パソコンやスマートフォンからルーターの管理画面にアクセスし、暗号化方式を「WPA2/WPA」に変更するか、PMF機能をオフに設定してから再接続をお試しください。
j7など最新機種で繋がらない場合
ルンバj7などの最新上位機種は2.4GHz帯だけでなく5GHz帯のWi-Fiにも対応しています。
しかし、ルーター側で2.4GHzと5GHzを自動で切り替える「バンドステアリング機能」が有効になっていると、初期設定中に接続が不安定になり失敗することがあります。
最新機種であっても、セットアップが完了するまではルーターのバンドステアリング機能をオフにし、明示的に2.4GHz帯へ接続して設定を進めるのが確実です。
それでも解決しない場合の裏技と問い合わせ
これまで解説したすべての手順を試してもルンバがWi-Fiに繋がらない場合の最終的な対処法を解説します。
スマホのテザリングで繋がるか試す
ご自宅のWi-Fiルーターとの相性問題なのか、ルンバ本体の故障なのかを切り分ける有効な裏技があります。

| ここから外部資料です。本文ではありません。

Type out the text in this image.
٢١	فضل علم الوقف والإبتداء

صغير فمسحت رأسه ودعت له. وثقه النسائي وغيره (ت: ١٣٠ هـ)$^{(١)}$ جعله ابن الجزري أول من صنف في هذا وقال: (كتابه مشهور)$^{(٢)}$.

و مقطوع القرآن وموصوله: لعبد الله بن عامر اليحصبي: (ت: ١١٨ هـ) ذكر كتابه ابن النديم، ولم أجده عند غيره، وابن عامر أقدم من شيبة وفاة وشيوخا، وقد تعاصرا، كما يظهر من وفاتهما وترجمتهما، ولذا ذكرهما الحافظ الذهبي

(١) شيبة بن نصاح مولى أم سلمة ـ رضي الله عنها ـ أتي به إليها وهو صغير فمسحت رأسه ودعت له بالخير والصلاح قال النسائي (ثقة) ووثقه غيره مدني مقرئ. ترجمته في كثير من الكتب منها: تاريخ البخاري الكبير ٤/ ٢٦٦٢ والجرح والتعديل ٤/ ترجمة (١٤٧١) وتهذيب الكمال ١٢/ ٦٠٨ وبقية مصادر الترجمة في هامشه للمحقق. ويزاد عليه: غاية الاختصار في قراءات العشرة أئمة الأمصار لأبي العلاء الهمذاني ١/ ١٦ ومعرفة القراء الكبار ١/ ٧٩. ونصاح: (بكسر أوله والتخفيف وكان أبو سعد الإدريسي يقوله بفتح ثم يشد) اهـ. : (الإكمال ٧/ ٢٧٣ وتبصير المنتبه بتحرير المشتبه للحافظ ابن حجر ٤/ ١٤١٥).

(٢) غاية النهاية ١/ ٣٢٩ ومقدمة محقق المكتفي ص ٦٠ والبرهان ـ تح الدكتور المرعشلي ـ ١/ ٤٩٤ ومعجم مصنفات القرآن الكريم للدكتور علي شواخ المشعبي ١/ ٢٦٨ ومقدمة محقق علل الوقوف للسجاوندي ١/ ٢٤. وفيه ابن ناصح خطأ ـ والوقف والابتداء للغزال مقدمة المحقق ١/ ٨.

ご家族のスマートフォンなど、設定に使用する端末とは別のスマホを用意し、インターネット共有(テザリング機能)をオンにします。
ルンバをそのテザリングのWi-Fiに一度接続させ、正常に繋がった場合はそのままルンバのファームウェアを最新にアップデートしてください。
アップデート完了後に、アプリからご自宅のWi-Fiルーターへ接続先を変更すると、すんなりと繋がるケースがあります。
アイロボット公式への問い合わせ方法
テザリングでも接続できない場合や、初期化をしてもエラーが解消されない場合は、ルンバ本体のWi-Fi受信モジュールの故障などハードウェアの問題である可能性が高いです。
この場合は、アイロボット公式のサポートセンターへ修理や点検の問い合わせを行ってください。
| 準備する情報 | ルンバの正確なモデル名(Roomba i2、j7+など) |
|---|---|
| 必要な番号 | 本体裏面やダスト容器を外した部分にあるシリアル番号 |
| 環境情報 | ご利用中のWi-Fiルーターのメーカー名と型番 |
| エラー詳細 | アプリ画面に表示されている具体的なエラーメッセージや赤ランプの点滅回数 |
これらの情報をあらかじめ手元に準備してサポートへ連絡することで、原因の特定と修理案内がスムーズに進みます。